Aria Sa'id serves as the Policy Advisor for the San Francisco Human Rights Commission. As an award-winning public policy advocate, political strategist, and transgender cultural icon, she co-founded the Compton’s Cultural District- the world’s first transgender cultural district and restores the historical legacy of the site of the Compton’s Cafeteria Riots. In addition, she co-sponsored SB 310: the Name and Dignity Act for Incarcerated Transgender People and SB 179: Gender Recognition Act, through California state legislation in 2017. She was also a lead advocate of the United State's first sex worker-specific policy, "Prioritizing Safety for Sex Workers" .

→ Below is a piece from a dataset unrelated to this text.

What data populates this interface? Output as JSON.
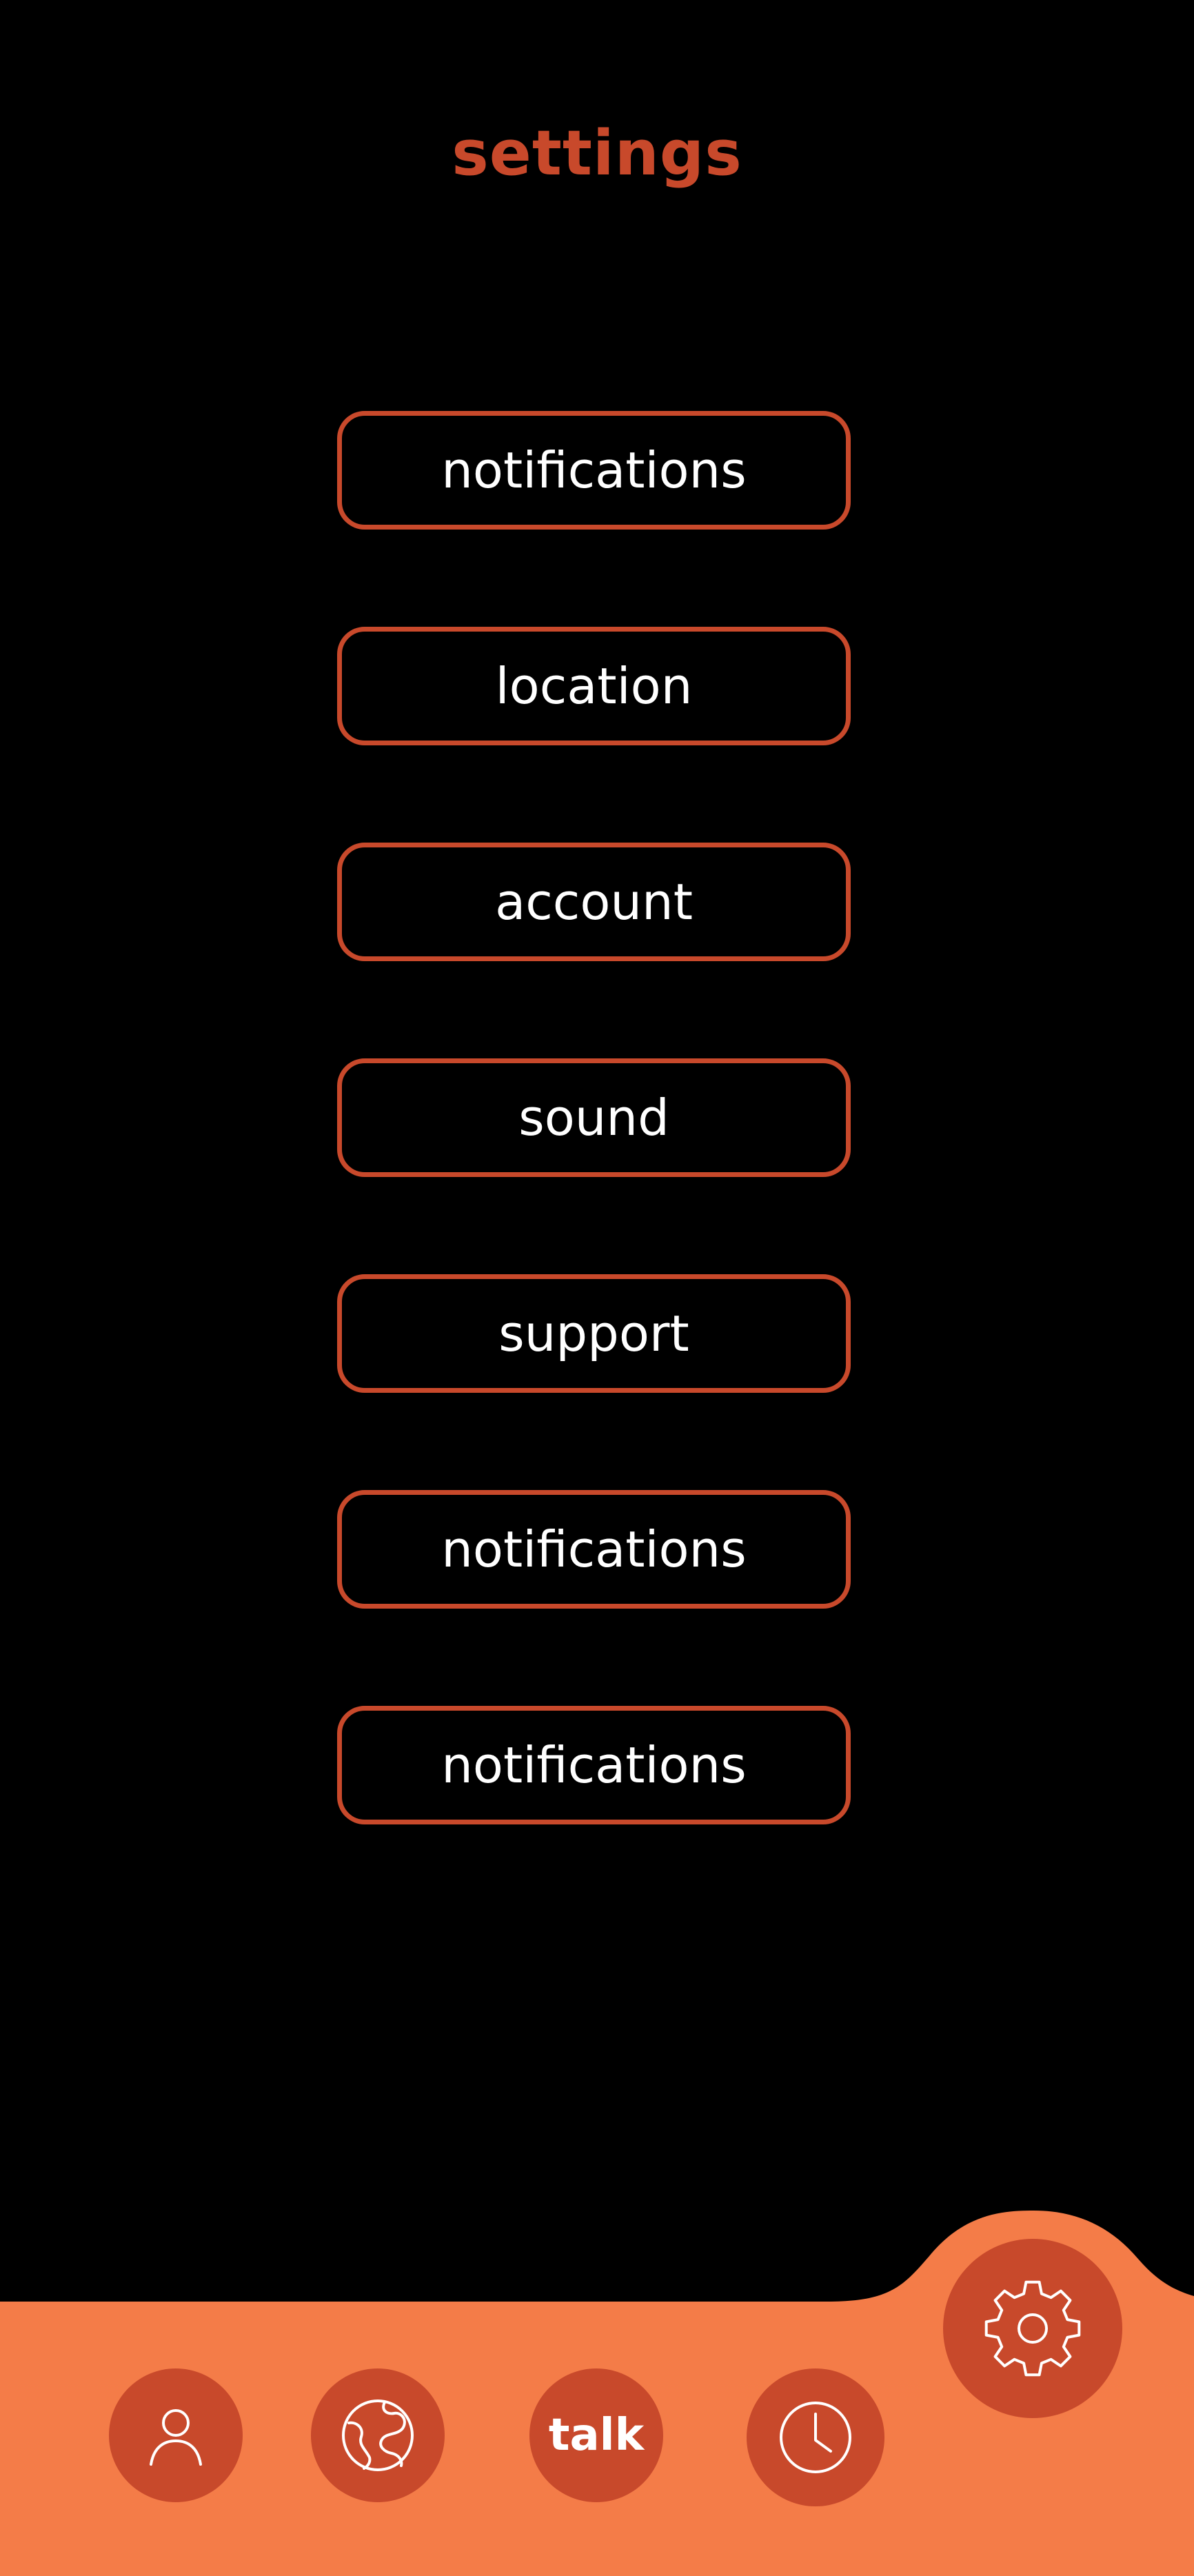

Presentations from Facing Race 2018

Outmigration of African Americans In San Francisco: How Government Is Paying Attention

Articles like "Is San Francisco Losing Its Soul?” or “San Francisco’s Alarming Tech Bro Boom: What Is the Price of Change?” and “San Francisco’s Diversity Numbers Look More and More Like a Tech Company’s” have become the norm for characterizing the city. As the refrain goes, the rising cost of living in San Francisco is forcing out the city’s teachers and artists, who are being replaced by engineers and wealthy businesspeople drawn by the tech boom. The “Outmigration of Blacks” has been both a silent and apparent social issue in San Francisco, and the Bay area overall. With San Francisco being one of the most expensive cities to live in on the globe, much of community has wondered how local city government prioritizes this specific issue.

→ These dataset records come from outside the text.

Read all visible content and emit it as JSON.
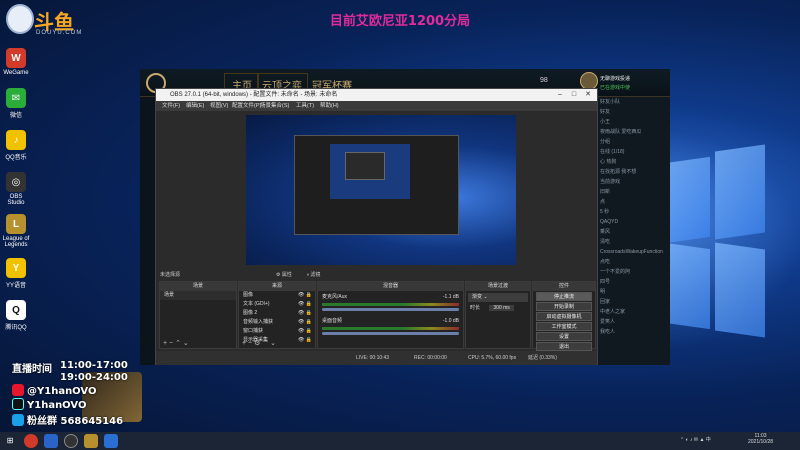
{
  "brand": {
    "name": "斗鱼",
    "domain": "DOUYU.COM"
  },
  "stream_title": "目前艾欧尼亚1200分局",
  "desktop_icons": [
    {
      "label": "WeGame",
      "color": "#d23a2a",
      "glyph": "W"
    },
    {
      "label": "微信",
      "color": "#2aae39",
      "glyph": "✉"
    },
    {
      "label": "QQ音乐",
      "color": "#f2c200",
      "glyph": "♪"
    },
    {
      "label": "OBS Studio",
      "color": "#333333",
      "glyph": "◎"
    },
    {
      "label": "League of Legends",
      "color": "#b8912f",
      "glyph": "L"
    },
    {
      "label": "YY语音",
      "color": "#f2c200",
      "glyph": "Y"
    },
    {
      "label": "腾讯QQ",
      "color": "#ffffff",
      "glyph": "Q"
    }
  ],
  "lol_client": {
    "nav": [
      "主页",
      "云顶之弈",
      "冠军杯赛"
    ],
    "currency": "98",
    "status": "无聊游戏投递",
    "status_sub": "已在游戏中使",
    "right_rows": [
      "好友小队",
      "好友",
      "小王",
      "夜雨战队 爱吃西瓜",
      "分组",
      "在线 (1/18)",
      "心 热狗",
      "在找拓源 我不想",
      "当前游戏",
      "旧新",
      "点",
      "5 秒",
      "QAQYD",
      "乘风",
      "清吃",
      "CrossroadsWakeupFunction",
      "点吃",
      "一个不爱的阿",
      "四号",
      "明",
      "回家",
      "中老人之家",
      "爱笑人",
      "我吃人"
    ]
  },
  "obs": {
    "title": "OBS 27.0.1 (64-bit, windows) - 配置文件: 未命名 - 场景: 未命名",
    "menu": [
      "文件(F)",
      "编辑(E)",
      "视图(V)",
      "配置文件(P)",
      "场景集合(S)",
      "工具(T)",
      "帮助(H)"
    ],
    "no_source": "未选择源",
    "properties": "属性",
    "filters": "滤镜",
    "scenes_header": "场景",
    "scenes": [
      "场景"
    ],
    "sources_header": "来源",
    "sources": [
      "图像",
      "文本 (GDI+)",
      "图像 2",
      "音频输入捕获",
      "窗口捕获",
      "显示器采集"
    ],
    "mixer_header": "混音器",
    "mixer": [
      {
        "name": "麦克风/Aux",
        "db": "-1.1 dB"
      },
      {
        "name": "桌面音频",
        "db": "-1.0 dB"
      }
    ],
    "transitions_header": "场景过渡",
    "transition_type": "渐变",
    "duration_label": "时长",
    "duration_value": "300 ms",
    "controls_header": "控件",
    "controls": [
      "停止推流",
      "开始录制",
      "启动虚拟摄像机",
      "工作室模式",
      "设置",
      "退出"
    ],
    "status": {
      "live": "LIVE: 00:10:43",
      "rec": "REC: 00:00:00",
      "cpu": "CPU: 5.7%, 60.00 fps",
      "dropped": "延迟 (0.33%)"
    }
  },
  "streamer": {
    "schedule_label": "直播时间",
    "schedule_1": "11:00-17:00",
    "schedule_2": "19:00-24:00",
    "weibo": "@Y1hanOVO",
    "douyin": "Y1hanOVO",
    "fans": "粉丝群 568645146"
  },
  "taskbar": {
    "time": "11:03",
    "date": "2021/10/28"
  },
  "colors": {
    "title": "#e12b9b",
    "obs_bg": "#2b2b2b",
    "desktop": "#0f3a8a"
  }
}
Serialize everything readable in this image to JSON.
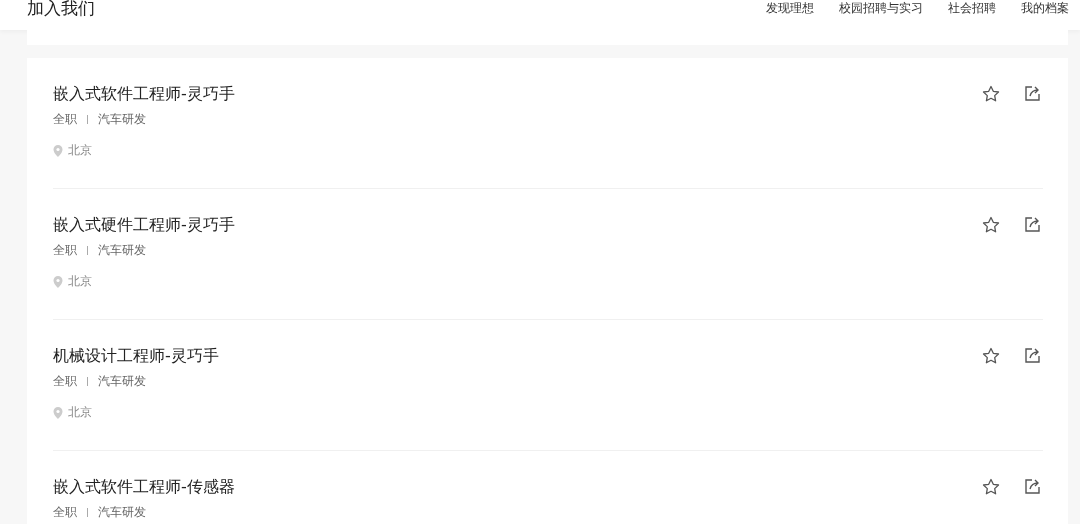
{
  "header": {
    "title": "加入我们",
    "nav": [
      {
        "label": "发现理想"
      },
      {
        "label": "校园招聘与实习"
      },
      {
        "label": "社会招聘"
      },
      {
        "label": "我的档案"
      }
    ]
  },
  "jobs": [
    {
      "title": "嵌入式软件工程师-灵巧手",
      "type": "全职",
      "category": "汽车研发",
      "location": "北京",
      "favorited": false
    },
    {
      "title": "嵌入式硬件工程师-灵巧手",
      "type": "全职",
      "category": "汽车研发",
      "location": "北京",
      "favorited": false
    },
    {
      "title": "机械设计工程师-灵巧手",
      "type": "全职",
      "category": "汽车研发",
      "location": "北京",
      "favorited": false
    },
    {
      "title": "嵌入式软件工程师-传感器",
      "type": "全职",
      "category": "汽车研发",
      "favorited": false
    }
  ]
}
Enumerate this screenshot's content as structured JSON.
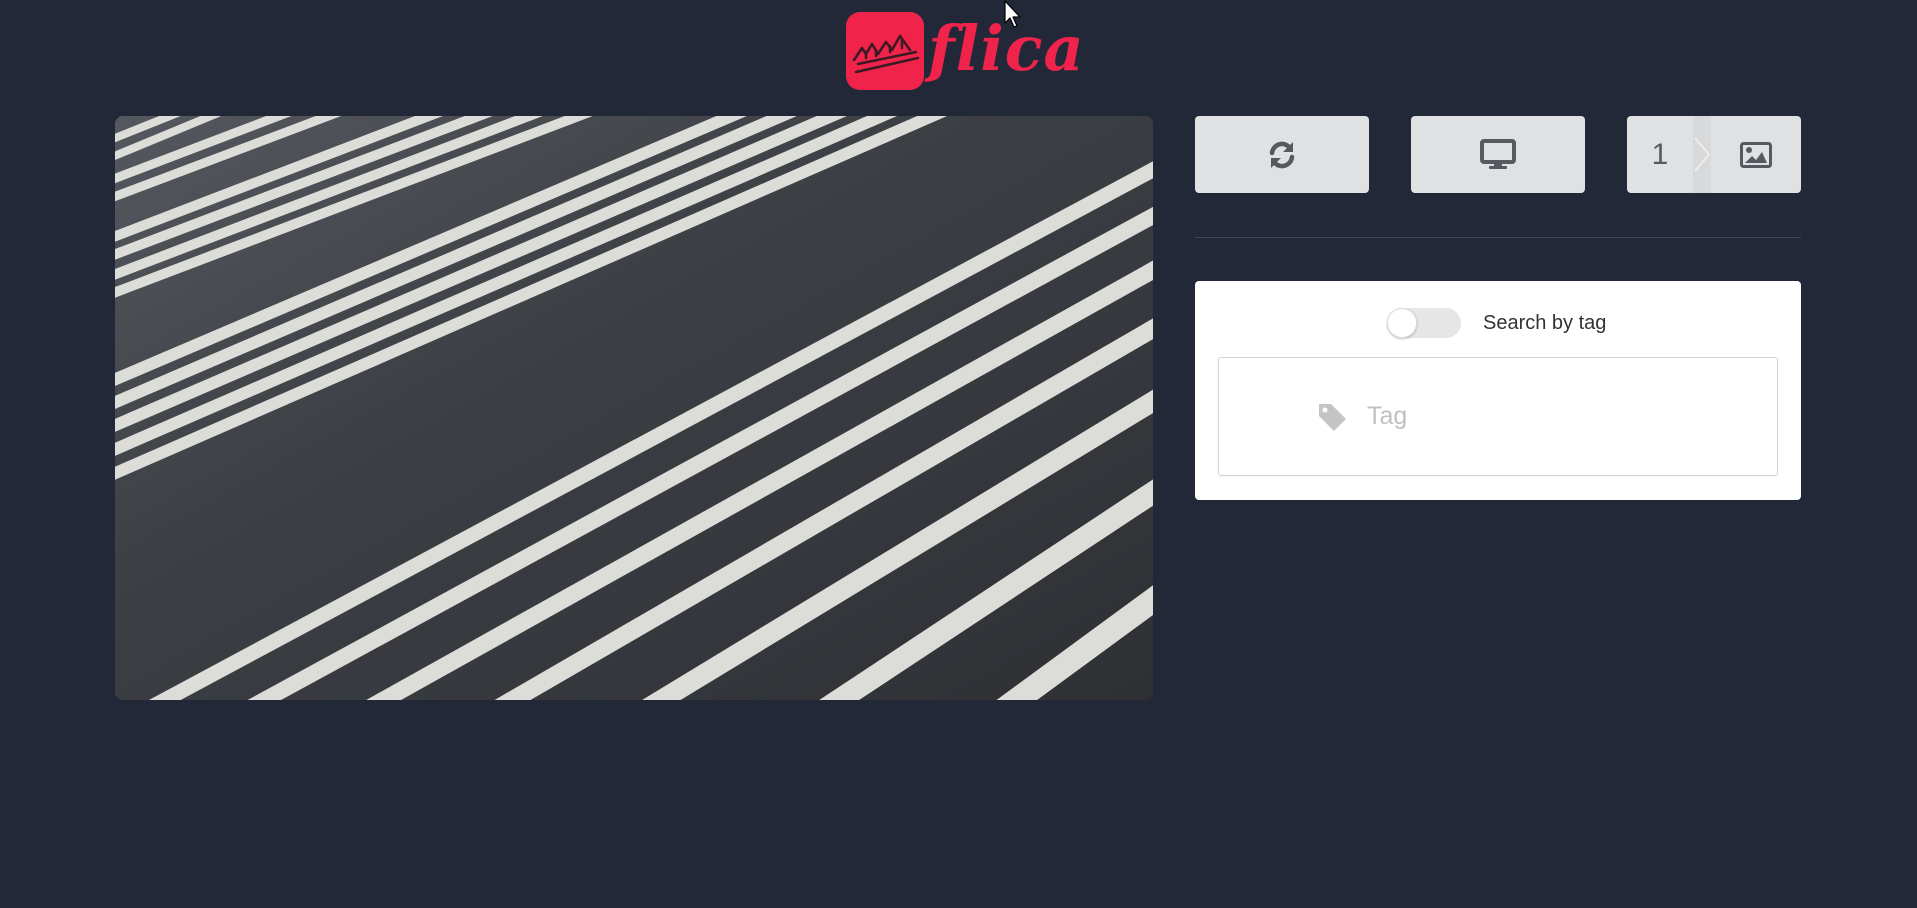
{
  "app": {
    "name": "flica",
    "brand_color": "#f0234b",
    "background_color": "#232839"
  },
  "image": {
    "description_icon": "photo-preview"
  },
  "toolbar": {
    "refresh_icon": "refresh-icon",
    "display_icon": "desktop-icon",
    "image_count": "1",
    "image_icon": "image-icon"
  },
  "search": {
    "toggle_label": "Search by tag",
    "toggle_on": false,
    "tag_placeholder": "Tag",
    "tag_icon": "tag-icon"
  }
}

With robust, high impact priorities, the San Francisco Human Rights Commission, has engineered efforts on Equitable Access, Cannabis Equity Post-Legalization, the San Francisco Fair Chance ordinance, Tech Equity and LGBT Initiatives that address social issues with an intersectional framework. Director Sheryl Davis and Policy Advisor Aria Sa’id discuss how government institutions can address social inequity, systemic racism, and reduce the harms for communities affected by the “War on Drugs”, mass incarceration, economic inequality, and overall criminalization of poverty.